Garvary is bounded on the north by Curraghabweehan townland, on the west by Corraclassy and Corranierna townlands, on the south by Derry Beg townland and on the east by Derryvahan and Scrabby, Corlough townlands. Its chief geographical features are the Owensallagh river (a source of the River Blackwater, County Cavan), forestry plantations, mountain streams and dug wells. Garvary is traversed by the R202 road (Ireland) and rural lanes. The townland covers 108 statute acres.

==History==

In earlier times the townland was probably uninhabited as it consists mainly of bog and poor clay soils. It was not seized by the English during the Plantation of Ulster in 1610 or in the Cromwellian Settlement of the 1660s so some dispossessed Irish families moved there and began to clear and farm the land.

A deed dated 13 Nov 1738 includes: Garrohullaugh.

A deed dated 30 April 1740 by Thomas Enery includes: Garvallah.

The 1790 Cavan Carvaghs list spells the name as Lorga.

A map of the townland drawn in 1813 is in the National Archives of Ireland, Beresford Estate Maps. It depicts the townland as Garworragh, Gorworragh and Lurgy.

The Tithe Applotment Books for 1826 list four tithepayers in the townland.

The Garvary Valuation Office Field books are available for September 1839.

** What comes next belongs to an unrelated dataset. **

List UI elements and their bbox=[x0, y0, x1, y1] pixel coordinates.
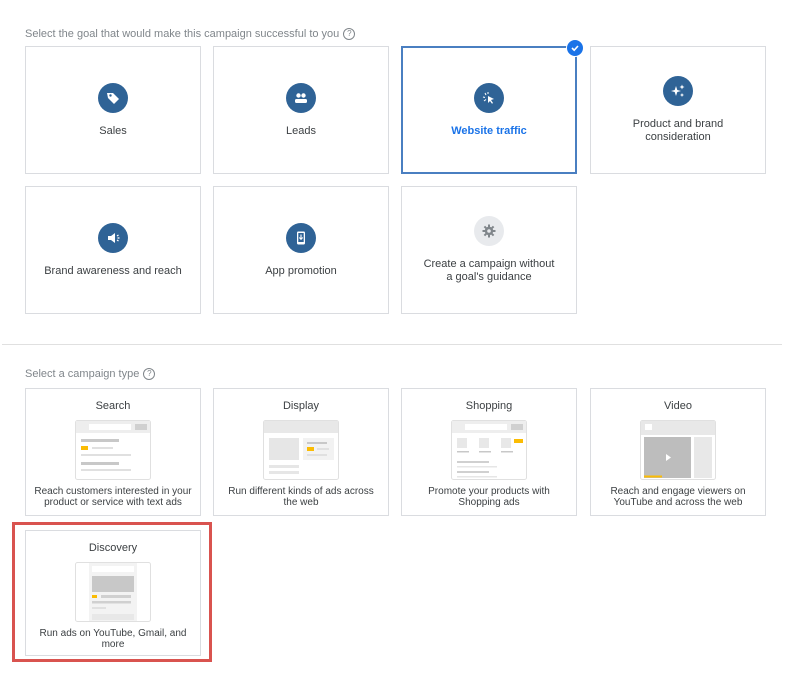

In 1841 the population of the townland was 56, of which 31 were males and 25 females. There were ten houses in the townland, all of which were inhabited.

In 1851 the population of the townland was 49, including 21 males and 28 females, the reduction being due to the Great Famine (Ireland). There were seven houses in the townland and all were inhabited.

Griffith's Valuation of 1857 lists ten landholders in the townland.

In 1861 the population of the townland was 38, including 19 males and 19 females. There were six houses in the townland and all were inhabited.

Six families were listed in the townland, according to the 1901 census of Ireland, and again at the time of the 1911 census of Ireland.